I guess by my experience with a big stove, that a good amount of the heat
will be released by your stove in form of radiation. If it is like this, I
guess you have to shield the surrounding of the stove a lot from the
radiation of the stove, that you will not feel so uncomfortable hot (as in
the summer-sun) and to use the radiation to warm up a medium (air or some
liquid or fast material absorbing the heat) and bring the radiated energy in
that (captured) form into another room. 

Example: some oil-filled radiators, which are electrically heated and can be
moved to another space when warmed up, to warm another room, when brought
there.

 

I guess it was worth a test, to concentrate the spread radiation onto a tube
by a Rinnenkollektor ( I don't know the English expression: e.g a
Rinnenkollektor could consist of a half-pipe reflector with tube in its
focus-line)

-you could test, it with a plastic dirty-water-tube cut into a 1/3 tube and
lined with aluminium-foil, which concentrates the radiation onto a blacked
copper-tube. In this copper-tube you could measure the temperature, to know
if the temperature was useful for the other room.

 

The simpler way was, to hang close to the stove some bags filled with
material that could absorb heat, and to remove them after being heated, to
cool down in the neighbour-room.

In that time of heating the bags you could feel, if the felt temperature in
the room with the stove was agreeable. - My idea: Hang up some wet towels
for a short time, to shield against the radiation. So you can feel (for a
short time) immediately, if the radiation makes the feeling of too much heat
or if it was the too high temperature of the air.

 

I know your problem, because I have a 14.5 kW high-mass stove which is
heating a 120 m3 room. It feels feels to hot in the room, if the stove is
really good fed, and gives much heat by its big surface. (5 m2) 

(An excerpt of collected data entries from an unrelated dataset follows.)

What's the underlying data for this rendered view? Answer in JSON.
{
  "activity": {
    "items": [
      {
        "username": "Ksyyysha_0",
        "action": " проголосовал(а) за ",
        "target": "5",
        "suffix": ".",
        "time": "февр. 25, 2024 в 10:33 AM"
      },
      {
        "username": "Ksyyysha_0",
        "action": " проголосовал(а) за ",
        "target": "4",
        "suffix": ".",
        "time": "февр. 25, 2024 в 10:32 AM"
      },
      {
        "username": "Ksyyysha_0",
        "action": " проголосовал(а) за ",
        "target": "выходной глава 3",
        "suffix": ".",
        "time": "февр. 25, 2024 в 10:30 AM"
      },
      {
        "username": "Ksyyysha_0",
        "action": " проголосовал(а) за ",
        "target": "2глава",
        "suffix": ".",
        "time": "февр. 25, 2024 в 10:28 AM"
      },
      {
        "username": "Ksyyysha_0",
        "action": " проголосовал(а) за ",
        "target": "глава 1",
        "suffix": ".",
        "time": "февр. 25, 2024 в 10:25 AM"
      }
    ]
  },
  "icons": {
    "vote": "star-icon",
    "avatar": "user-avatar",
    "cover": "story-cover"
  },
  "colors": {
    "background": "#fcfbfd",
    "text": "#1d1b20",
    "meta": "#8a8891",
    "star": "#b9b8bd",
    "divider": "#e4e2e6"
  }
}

I thought about transporting hot air to a neighbour room to solve the
problem, but I am nearly sure, it will not solve the problem, because the
stove has a very big surface which radiates. If you would be interested, I
could give you the address of the factory in Germany, to give you an
impression of my stove to compare with yours.

 

Happy to have now summer-time in Germany-; but the temperatures are actually
so low, that we use a little bit the space-heating-stove.

 

Interested how you think about and deal with that problem.

Have a comfortable feeling by your stove.

 

Martin 

 

>Message: 3

>Date: Fri, 8 Jun 2012 20:14:44 +0200

>From: "John Davies" <jmdavies at telkomsa.net>

>To: "Discussion of biomass cooking stoves"

>     <stoves at lists.bioenergylists.org>

>Subject: [Stoves] moving warm air

>Message-ID: <000301cd45a2$95eba7c0$c1c2f740$@telkomsa.net>

>Content-Type: text/plain; charset="us-ascii"

> 

>I have recently moved house, and have a dilemma. I have an anthracite
heater in one room which is uncomfortably warm. I wish to >move the warm air
into adjacent rooms to have a more even heating of the house. There is an
open doorway leading into a >passageway, but the air movement is
insufficient.

> 

> 

>My thoughts are to bore holes through the walls the size of a computer fan
and mount such fans in the holes to distribute the warm >air.

> 

> 

>Would this be successful ?  What wattage fan would move how much air ?  Is
the idea viable?

> 

> 

>Your thoughts would be welcome.

>John Davies,

> 

>Experiencing the first winter chill.